Paradoxe enfin d’une mouvance où se trouvent à la fois des inspirateurs et des exécutants, des intermédiaires et des poseurs de bombes. Le terrorisme n’est pas homogène. Il opère une division des tâches qui permet de maximiser l’efficacité de chacun. Aux prêcheurs extrémistes d’entretenir le climat de haine et de radicalisation qui facilitera le recrutement des éléments destinés à l’action. Aux organisateurs de prévoir les caches, relais et appuis financiers qui permettront le moment venu de passer à l’action. Aux exécutants enfin de se regrouper en cellules clandestines prêtes à commettre un ou plusieurs attentats dans des délais réduits.

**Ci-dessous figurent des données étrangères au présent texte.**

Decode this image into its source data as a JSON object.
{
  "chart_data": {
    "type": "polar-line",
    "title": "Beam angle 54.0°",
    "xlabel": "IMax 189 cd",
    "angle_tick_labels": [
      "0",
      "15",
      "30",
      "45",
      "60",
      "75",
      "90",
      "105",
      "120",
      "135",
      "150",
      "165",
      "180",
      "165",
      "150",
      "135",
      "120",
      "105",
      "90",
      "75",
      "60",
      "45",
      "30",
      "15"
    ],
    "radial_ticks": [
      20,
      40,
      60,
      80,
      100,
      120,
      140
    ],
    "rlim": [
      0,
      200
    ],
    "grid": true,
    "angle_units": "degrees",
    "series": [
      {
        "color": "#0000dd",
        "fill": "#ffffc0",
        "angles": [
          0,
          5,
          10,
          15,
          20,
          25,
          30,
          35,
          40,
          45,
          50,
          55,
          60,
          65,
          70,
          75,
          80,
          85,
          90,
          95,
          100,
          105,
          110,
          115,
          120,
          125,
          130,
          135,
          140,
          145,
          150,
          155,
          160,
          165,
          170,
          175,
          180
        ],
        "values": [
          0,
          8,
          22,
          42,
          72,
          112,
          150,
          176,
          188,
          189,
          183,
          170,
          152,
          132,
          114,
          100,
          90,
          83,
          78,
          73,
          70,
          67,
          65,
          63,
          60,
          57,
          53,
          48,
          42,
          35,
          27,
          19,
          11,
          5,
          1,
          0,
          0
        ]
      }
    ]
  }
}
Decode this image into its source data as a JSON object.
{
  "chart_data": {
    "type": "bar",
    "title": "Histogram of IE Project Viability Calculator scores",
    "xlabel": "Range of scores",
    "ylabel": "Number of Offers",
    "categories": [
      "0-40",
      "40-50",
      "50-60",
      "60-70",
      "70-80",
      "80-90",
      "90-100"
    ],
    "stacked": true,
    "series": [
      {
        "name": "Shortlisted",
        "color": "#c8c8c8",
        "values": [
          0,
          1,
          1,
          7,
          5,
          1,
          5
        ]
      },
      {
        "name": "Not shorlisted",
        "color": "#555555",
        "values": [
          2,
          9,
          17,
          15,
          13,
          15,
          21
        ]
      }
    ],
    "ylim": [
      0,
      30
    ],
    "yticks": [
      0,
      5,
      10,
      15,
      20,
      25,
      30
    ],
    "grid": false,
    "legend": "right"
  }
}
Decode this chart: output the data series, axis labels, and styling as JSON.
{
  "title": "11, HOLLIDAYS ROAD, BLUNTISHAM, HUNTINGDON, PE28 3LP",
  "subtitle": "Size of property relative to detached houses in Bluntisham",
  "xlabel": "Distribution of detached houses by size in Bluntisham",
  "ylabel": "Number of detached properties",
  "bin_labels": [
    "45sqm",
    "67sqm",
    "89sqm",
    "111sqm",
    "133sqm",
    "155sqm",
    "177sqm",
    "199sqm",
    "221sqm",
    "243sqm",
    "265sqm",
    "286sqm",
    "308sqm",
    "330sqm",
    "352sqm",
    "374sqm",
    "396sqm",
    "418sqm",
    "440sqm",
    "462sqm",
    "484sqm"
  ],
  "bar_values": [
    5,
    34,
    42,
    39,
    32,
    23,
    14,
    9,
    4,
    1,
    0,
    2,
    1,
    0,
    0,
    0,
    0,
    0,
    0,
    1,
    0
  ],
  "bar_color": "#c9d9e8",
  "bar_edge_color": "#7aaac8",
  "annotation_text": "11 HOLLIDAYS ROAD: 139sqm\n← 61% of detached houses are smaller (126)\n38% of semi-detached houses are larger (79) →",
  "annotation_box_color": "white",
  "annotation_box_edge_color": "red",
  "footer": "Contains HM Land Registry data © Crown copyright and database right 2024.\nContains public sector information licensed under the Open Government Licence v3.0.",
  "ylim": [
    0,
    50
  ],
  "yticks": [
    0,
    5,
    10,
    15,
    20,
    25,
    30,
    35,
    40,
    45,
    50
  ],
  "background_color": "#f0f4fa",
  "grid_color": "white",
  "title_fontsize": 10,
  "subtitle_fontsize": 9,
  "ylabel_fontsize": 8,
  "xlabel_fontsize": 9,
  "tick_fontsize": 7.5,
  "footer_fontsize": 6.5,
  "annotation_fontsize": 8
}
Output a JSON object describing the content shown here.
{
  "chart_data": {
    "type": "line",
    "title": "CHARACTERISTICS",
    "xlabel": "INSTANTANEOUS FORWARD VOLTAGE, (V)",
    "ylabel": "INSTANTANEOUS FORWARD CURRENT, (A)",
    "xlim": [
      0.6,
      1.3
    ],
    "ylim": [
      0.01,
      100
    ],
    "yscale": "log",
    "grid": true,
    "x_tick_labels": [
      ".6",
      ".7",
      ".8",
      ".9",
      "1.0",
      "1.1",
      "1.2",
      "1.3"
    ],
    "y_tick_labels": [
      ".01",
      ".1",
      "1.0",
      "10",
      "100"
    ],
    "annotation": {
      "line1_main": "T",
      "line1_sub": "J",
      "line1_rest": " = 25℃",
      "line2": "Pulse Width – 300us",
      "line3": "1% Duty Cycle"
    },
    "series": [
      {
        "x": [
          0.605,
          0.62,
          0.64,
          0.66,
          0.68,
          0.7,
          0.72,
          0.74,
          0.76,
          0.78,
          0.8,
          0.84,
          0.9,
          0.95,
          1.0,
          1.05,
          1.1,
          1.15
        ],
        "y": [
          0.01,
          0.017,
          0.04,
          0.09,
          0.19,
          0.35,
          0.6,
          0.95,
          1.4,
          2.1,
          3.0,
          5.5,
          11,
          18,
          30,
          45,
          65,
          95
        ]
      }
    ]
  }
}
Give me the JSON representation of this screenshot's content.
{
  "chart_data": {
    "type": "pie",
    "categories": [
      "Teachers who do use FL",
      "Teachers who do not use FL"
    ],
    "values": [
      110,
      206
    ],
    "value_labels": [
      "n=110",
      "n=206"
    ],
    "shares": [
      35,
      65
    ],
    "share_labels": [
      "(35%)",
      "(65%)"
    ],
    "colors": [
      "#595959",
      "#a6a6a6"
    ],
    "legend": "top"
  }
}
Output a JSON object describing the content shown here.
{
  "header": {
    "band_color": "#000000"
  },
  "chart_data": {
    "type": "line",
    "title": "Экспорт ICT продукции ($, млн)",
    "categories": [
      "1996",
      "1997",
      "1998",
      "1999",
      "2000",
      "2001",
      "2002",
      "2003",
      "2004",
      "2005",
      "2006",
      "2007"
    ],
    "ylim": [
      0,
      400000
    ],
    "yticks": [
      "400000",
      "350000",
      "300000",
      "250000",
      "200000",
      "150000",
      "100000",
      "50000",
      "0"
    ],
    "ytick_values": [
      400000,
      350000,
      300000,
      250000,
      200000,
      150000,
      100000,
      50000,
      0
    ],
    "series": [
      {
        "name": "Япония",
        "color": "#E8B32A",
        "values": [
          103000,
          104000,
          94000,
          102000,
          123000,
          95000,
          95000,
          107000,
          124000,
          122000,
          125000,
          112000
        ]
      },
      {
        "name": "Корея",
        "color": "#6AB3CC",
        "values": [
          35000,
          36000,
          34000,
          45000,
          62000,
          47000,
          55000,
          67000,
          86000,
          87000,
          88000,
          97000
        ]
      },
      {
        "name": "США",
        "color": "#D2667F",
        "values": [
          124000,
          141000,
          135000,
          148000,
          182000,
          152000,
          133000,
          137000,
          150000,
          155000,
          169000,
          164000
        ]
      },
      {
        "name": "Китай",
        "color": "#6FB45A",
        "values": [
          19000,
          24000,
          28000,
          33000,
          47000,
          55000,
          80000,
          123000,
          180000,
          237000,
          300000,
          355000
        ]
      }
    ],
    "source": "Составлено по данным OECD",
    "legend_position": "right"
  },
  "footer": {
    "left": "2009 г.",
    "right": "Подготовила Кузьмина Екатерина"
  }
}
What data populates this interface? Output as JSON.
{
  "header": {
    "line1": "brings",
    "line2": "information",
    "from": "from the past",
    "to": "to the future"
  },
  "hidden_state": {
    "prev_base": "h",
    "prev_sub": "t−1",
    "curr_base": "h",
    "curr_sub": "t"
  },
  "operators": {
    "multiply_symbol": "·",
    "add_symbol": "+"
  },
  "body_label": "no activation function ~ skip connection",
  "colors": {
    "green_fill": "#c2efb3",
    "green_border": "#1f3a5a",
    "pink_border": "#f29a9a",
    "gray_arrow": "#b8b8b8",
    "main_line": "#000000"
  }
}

Troisième explication : la mobilité du terrorisme.

Elle est d’abord une règle d’action. Les groupes terroristes frappent où les démocraties ne les attendent pas. Ils se recomposent au moment où nous pensons les avoir définitivement abattus. Ils constituent des alliances de circonstance avec des formations éloignées de leurs préoccupations immédiates, afin de s’implanter dans de nouveaux territoires et d’accroître leur force de frappe. Ils s’infiltrent dans notre tissu social dont ils connaissent les failles et les faiblesses. A leur manière, les terroristes sont de véritables pirates, qui circulent en parfaite clandestinité dans nos réseaux pour les brouiller et y diffuser des messages de mort.

Mais la mobilité est aussi une technique d’enracinement dans les consciences du monde, suivant un processus en deux temps  déflagration, consolidation. Déflagration, pour choquer les esprits et nourrir l’imaginaire de la peur. Consolidation, pour exploiter les résultats des attentats et gagner en influence auprès des populations. De ce point de vue, nous devons accorder une vigilance particulière aux œuvres sociales dont Al Qaida s’est servi en Afghanistan pour renforcer ses soutiens locaux et qui pourraient servir de modèle dans d’autres régions du monde. Les financements d’écoles, de mosquées, voire l’aide directe aux familles ont été autant de moyens pour Ben Laden de s’enraciner dans les provinces afghanes.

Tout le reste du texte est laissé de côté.